Problem dalam Demokrasi Indonesia

Pertama ialah Populisme, populisme merupakan penyakit berbahaya bagi demokrasi. Dalam pendekatan populisme, politik dimainkan dengan menekankan gagasan dan tujuan kepada rakyat biasa yang dianggap murni dan benar, sambil membenturkan rakyat dengan para elite. Pemimpin populis kerap berlagak membela rakyat tertindas, padahal tujuan mereka hanya untuk meraih kekuasaan. Lebih parahnya, populisme cenderung menolak perbedaan, yang bertolak belakang dengan demokrasi yang menjunjung pluralitas dan humanisme. Dalam pesta demokrasi, populisme sering diselimuti isu agama, ras, dan suku.Kedua, Perbedaan Pendapat yang Berujung Konflik. Perbedaan pendapat seharusnya menjadi hal yang wajar dalam demokrasi. Namun, perbedaan yang didasarkan pada kebencian dan saling menyerang justru menjadi ancaman bagi demokrasi. Fenomena saling melempar ujaran kebencian dan pencemaran nama baik, baik di media daring maupun luring, sering berujung pada kriminalisasi dan perpecahan sosial. Ketiga, Oligarki. Oligarki sudah menjadi istilah yang akrab dalam perpolitikan Indonesia. Oligarki adalah upaya sekelompok elite menguasai negara dan pemerintahan untuk kepentingan pribadi dan kelompok. Fenomena ini sering dikaitkan dengan dinasti politik, seperti keluarga Cendana, dinasti Jokowi, dinasti Kasuba di Maluku Utara, serta dinasti Mus.Keempat, Korupsi dan politik uang. Korupsi dan politik uang adalah dua sisi mata uang yang tidak terpisahkan. Para kandidat yang menggunakan politik uang dalam kontestasi demokrasi memiliki kecenderungan besar untuk melakukan korupsi guna mengembalikan modal politik mereka. Praktik ini menjadikan demokrasi sebagai ajang “gali lubang, tutup lubang,” di mana kepentingan rakyat terpinggirkan oleh kepentingan pribadi dan kelompok. Kelima, Ketimpangan Sosial dan Ekonomi. Dalam demokrasi yang ideal, keadilan sosial dan ekonomi harus merata sesuai dengan sila “Keadilan sosial bagi seluruh rakyat Indonesia.” Namun, kenyataannya, kesenjangan semakin melebar. Yang kaya semakin kaya, sementara yang miskin semakin tertindas.

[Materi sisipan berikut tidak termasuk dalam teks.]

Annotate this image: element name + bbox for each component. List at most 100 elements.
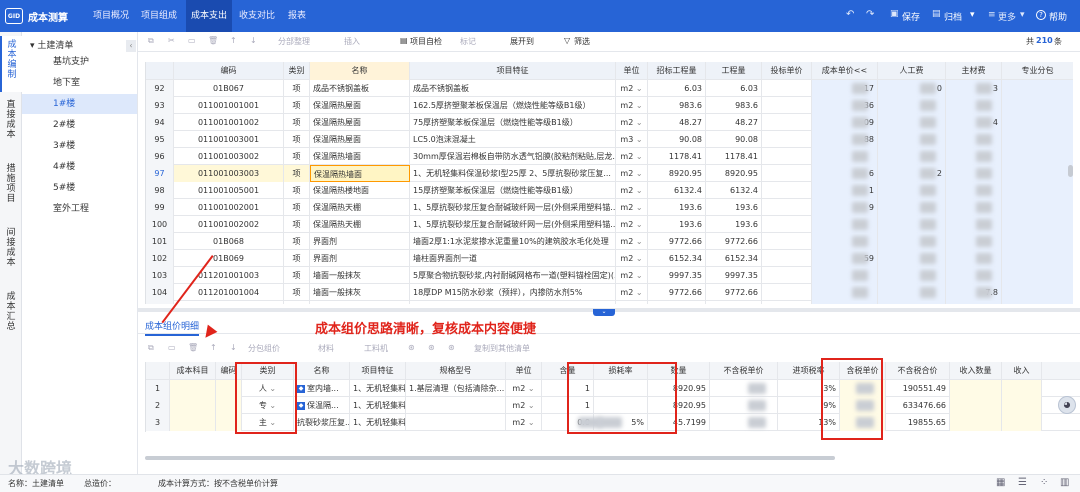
- table-cell[interactable]: 5厚聚合物抗裂砂浆,内衬耐碱网格布一道(塑料锚栓固定)(...: [410, 267, 616, 284]
- table-row[interactable]: 94 011001001002 项保温隔热屋面 75厚挤塑聚苯板保温层（燃烧性能等级B…: [146, 114, 1073, 131]
- table-cell[interactable]: 保温隔热墙面: [310, 165, 410, 182]
- table-cell[interactable]: [1002, 182, 1073, 199]
- table-cell[interactable]: [762, 301, 812, 304]
- table-cell[interactable]: 105: [146, 301, 174, 304]
- chevron-down-icon[interactable]: ⌄: [633, 203, 643, 212]
- nav-tab-report[interactable]: 报表: [282, 0, 312, 32]
- chevron-down-icon[interactable]: ⌄: [525, 384, 535, 393]
- vtab-indirect-cost[interactable]: 间接成本: [0, 224, 22, 280]
- table-cell[interactable]: 1178.41: [648, 301, 706, 304]
- vtab-measures[interactable]: 措施项目: [0, 160, 22, 216]
- table-cell[interactable]: 4.22: [946, 301, 1002, 304]
- table-cell[interactable]: 75厚挤塑聚苯板保温层（燃烧性能等级B1级）: [410, 114, 616, 131]
- table-cell[interactable]: [1002, 148, 1073, 165]
- table-cell[interactable]: 983.6: [706, 97, 762, 114]
- table-cell[interactable]: 1: [146, 380, 170, 397]
- main-header-cell[interactable]: 单位: [616, 62, 648, 80]
- table-cell[interactable]: 193.6: [648, 199, 706, 216]
- nav-tab-cost-expense[interactable]: 成本支出: [186, 0, 232, 32]
- redo-icon[interactable]: ↷: [866, 9, 874, 20]
- table-cell[interactable]: [946, 233, 1002, 250]
- table-cell[interactable]: 01B069: [174, 250, 284, 267]
- tree-root[interactable]: ▾ 土建清单: [30, 38, 73, 51]
- table-row[interactable]: 99 011001002001 项保温隔热天棚 1、5厚抗裂砂浆压复合耐碱玻纤网一层(…: [146, 199, 1073, 216]
- more-chevron-icon[interactable]: ▾: [1020, 10, 1025, 20]
- table-cell[interactable]: ◆ 室内墙...: [294, 380, 350, 397]
- chevron-down-icon[interactable]: ⌄: [525, 401, 535, 410]
- table-cell[interactable]: 193.6: [706, 199, 762, 216]
- insert-button[interactable]: 插入: [344, 36, 360, 47]
- table-cell[interactable]: [946, 267, 1002, 284]
- tree-item-basement[interactable]: 地下室: [22, 73, 137, 93]
- copy-icon[interactable]: ⧉: [148, 36, 154, 46]
- chevron-down-icon[interactable]: ⌄: [267, 418, 276, 427]
- coin-icon[interactable]: ⊛: [408, 343, 415, 352]
- table-row[interactable]: 101 01B068 项界面剂 墙面2厚1:1水泥浆掺水泥重量10%的建筑胶水毛化处理…: [146, 233, 1073, 250]
- bottom-header-cell[interactable]: 不含税合价: [886, 362, 950, 380]
- bottom-header-cell[interactable]: 收入数量: [950, 362, 1002, 380]
- table-cell[interactable]: [1002, 397, 1042, 414]
- bottom-header-cell[interactable]: 成本科目: [170, 362, 216, 380]
- table-cell[interactable]: [812, 216, 878, 233]
- table-cell[interactable]: 011001002001: [174, 199, 284, 216]
- table-cell[interactable]: [710, 414, 778, 431]
- table-cell[interactable]: 成品不锈钢盖板: [410, 80, 616, 97]
- bottom-header-cell[interactable]: [146, 362, 170, 380]
- table-cell[interactable]: 01B068: [174, 233, 284, 250]
- table-cell[interactable]: m2 ⌄: [616, 80, 648, 97]
- table-cell[interactable]: m2 ⌄: [616, 233, 648, 250]
- table-cell[interactable]: 1.基层清理（包括清除杂...: [406, 380, 506, 397]
- table-cell[interactable]: m2 ⌄: [616, 267, 648, 284]
- table-cell[interactable]: [406, 414, 506, 431]
- coin-icon[interactable]: ⊛: [448, 343, 455, 352]
- table-cell[interactable]: 94: [146, 114, 174, 131]
- table-cell[interactable]: 项: [284, 165, 310, 182]
- chevron-down-icon[interactable]: ⌄: [633, 152, 643, 161]
- table-cell[interactable]: [1002, 301, 1073, 304]
- table-cell[interactable]: 6: [812, 165, 878, 182]
- tree-item-building-5[interactable]: 5#楼: [22, 178, 137, 198]
- chevron-down-icon[interactable]: ⌄: [633, 271, 643, 280]
- table-cell[interactable]: 30mm厚保温岩棉板自带防水透气铝膜(胶粘剂粘贴,层龙...: [410, 148, 616, 165]
- table-cell[interactable]: [1002, 250, 1073, 267]
- table-cell[interactable]: [812, 233, 878, 250]
- table-cell[interactable]: 95: [146, 131, 174, 148]
- table-cell[interactable]: 1: [542, 380, 594, 397]
- table-cell[interactable]: [1002, 284, 1073, 301]
- table-row[interactable]: 3主 ⌄抗裂砂浆压复...1、无机轻集料保...m2 ⌄0.05%45.7199…: [146, 414, 1080, 431]
- table-cell[interactable]: [170, 380, 216, 397]
- tree-item-foundation[interactable]: 基坑支护: [22, 52, 137, 72]
- table-cell[interactable]: m2 ⌄: [616, 114, 648, 131]
- chevron-down-icon[interactable]: ⌄: [633, 220, 643, 229]
- tab-cost-detail[interactable]: 成本组价明细: [145, 319, 200, 336]
- table-cell[interactable]: [946, 182, 1002, 199]
- table-cell[interactable]: [1002, 267, 1073, 284]
- tree-item-building-2[interactable]: 2#楼: [22, 115, 137, 135]
- table-cell[interactable]: 9997.35: [648, 267, 706, 284]
- vtab-direct-cost[interactable]: 直接成本: [0, 96, 22, 152]
- table-cell[interactable]: 项: [284, 267, 310, 284]
- table-cell[interactable]: [216, 397, 242, 414]
- bottom-header-cell[interactable]: 数量: [648, 362, 710, 380]
- table-row[interactable]: 100 011001002002 项保温隔热天棚 1、5厚抗裂砂浆压复合耐碱玻纤网一层…: [146, 216, 1073, 233]
- chevron-down-icon[interactable]: ⌄: [525, 418, 535, 427]
- chevron-down-icon[interactable]: ⌄: [633, 169, 643, 178]
- table-cell[interactable]: 97: [146, 165, 174, 182]
- table-cell[interactable]: m2 ⌄: [616, 182, 648, 199]
- table-cell[interactable]: 8920.95: [648, 380, 710, 397]
- table-cell[interactable]: [762, 233, 812, 250]
- table-cell[interactable]: m2 ⌄: [616, 284, 648, 301]
- chevron-down-icon[interactable]: ⌄: [633, 288, 643, 297]
- copy-to-other-button[interactable]: 复制到其他清单: [474, 343, 530, 354]
- table-cell[interactable]: m3 ⌄: [616, 131, 648, 148]
- table-cell[interactable]: 1178.41: [706, 301, 762, 304]
- table-cell[interactable]: 1、无机轻集料保温砂浆Ⅰ型25厚 2、5厚抗裂砂浆压复...: [410, 165, 616, 182]
- table-cell[interactable]: 190551.49: [886, 380, 950, 397]
- table-cell[interactable]: 项: [284, 80, 310, 97]
- chevron-down-icon[interactable]: ⌄: [267, 401, 276, 410]
- arrow-down-icon[interactable]: ↓: [230, 343, 237, 352]
- material-button[interactable]: 材料: [318, 343, 334, 354]
- table-row[interactable]: 104 011201001004 项墙面一般抹灰 18厚DP M15防水砂浆（预拌），…: [146, 284, 1073, 301]
- more-button[interactable]: 更多: [998, 10, 1016, 23]
- table-cell[interactable]: 主 ⌄: [242, 414, 294, 431]
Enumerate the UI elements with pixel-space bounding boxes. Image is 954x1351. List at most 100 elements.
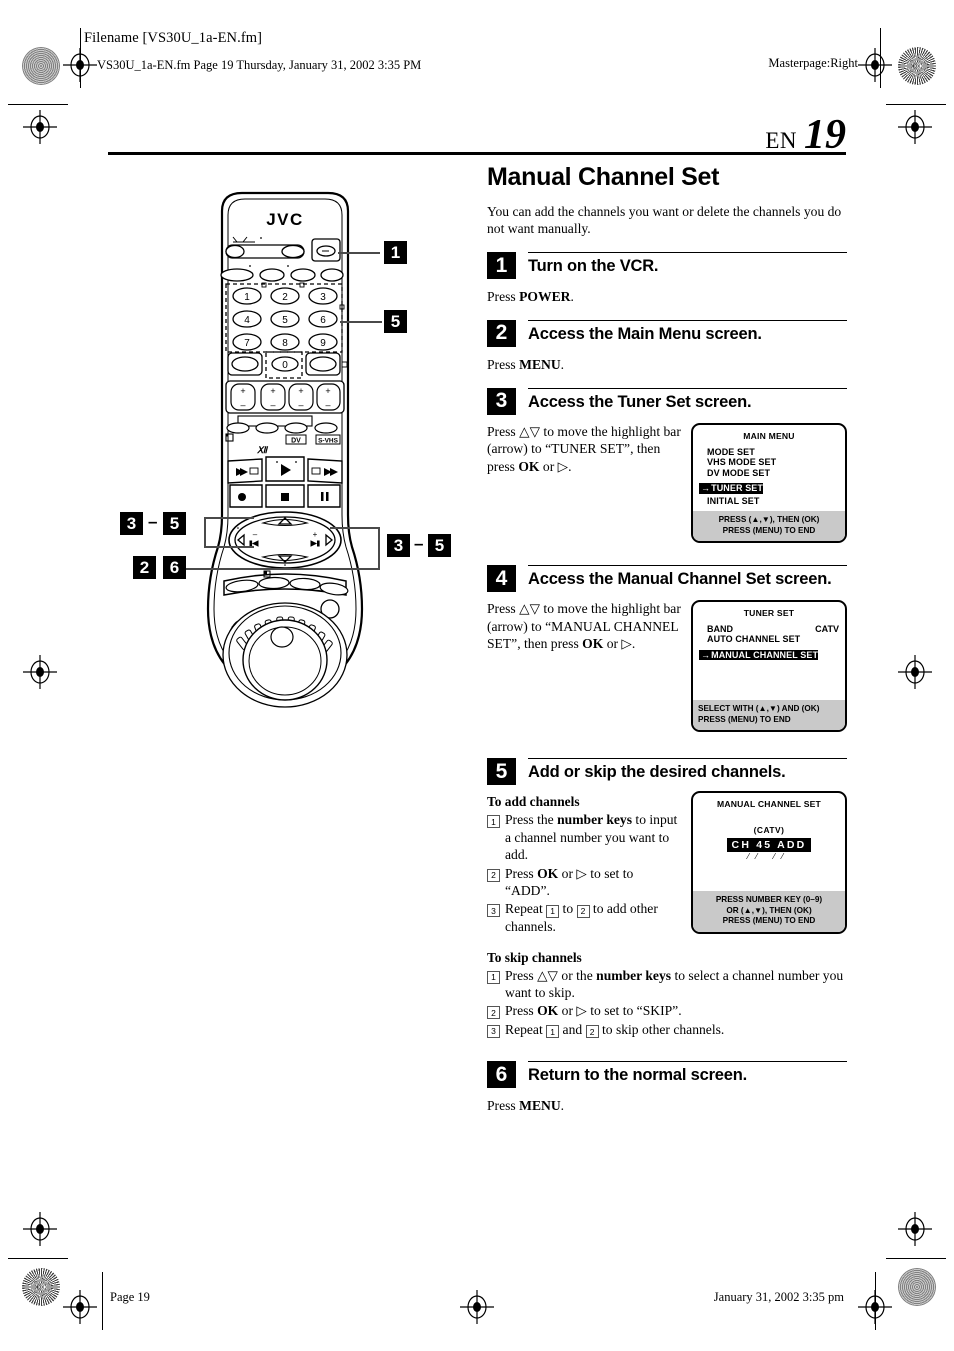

Potret Buram Demokrasi di Indonesia

Selain persoalan di atas, belakangan ini demokrasi kita juga dicoreng oleh berbagai tindakan represif aparat terhadap kebebasan berpendapat. Salah satu kasus yang mencuat adalah pembungkaman grup musik punk Sukatani karena lagu mereka yang mengkritik oknum kepolisian. Lagu Bayar Bayar Bayar, yang menggambarkan keresahan masyarakat terhadap praktik korupsi aparat, malah berujung pada pemanggilan klarifikasi dan penarikan lagu dari media sosial. Bahkan, Novi Citra Indriyani, vokalis Sukatani, dipecat dari pekerjaannya sebagai guru dengan alasan mengumbar aurat—meskipun banyak yang menduga keputusan tersebut dipengaruhi tekanan pihak tertentu.

Kasus lain yang tidak kalah miris adalah kekerasan terhadap seorang wartawan Tribun Ternate oleh aparat Satpol PP saat meliput aksi “Indonesia Gelap” di Kota Ternate. Padahal, jurnalis merupakan salah satu pilar demokrasi yang berperan dalam memastikan transparansi dan akuntabilitas pemerintah. Tanpa jurnalis, masyarakat akan kehilangan akses terhadap informasi yang objektif.

Jalan Keluar

Memperbaiki demokrasi yang telah rusak bukanlah hal yang mudah, tetapi bukan berarti mustahil. Raihan Ariatama dalam bukunya menawarkan konsep demokrasi humanis sebagai solusi. Demokrasi humanis dijalankan tanpa kekerasan dan berupaya menciptakan narasi tandingan di ruang publik untuk melawan propaganda pemerintah yang merugikan rakyat. Selain itu, penting untuk membangun partai politik alternatif yang benar-benar berorientasi pada kepentingan rakyat.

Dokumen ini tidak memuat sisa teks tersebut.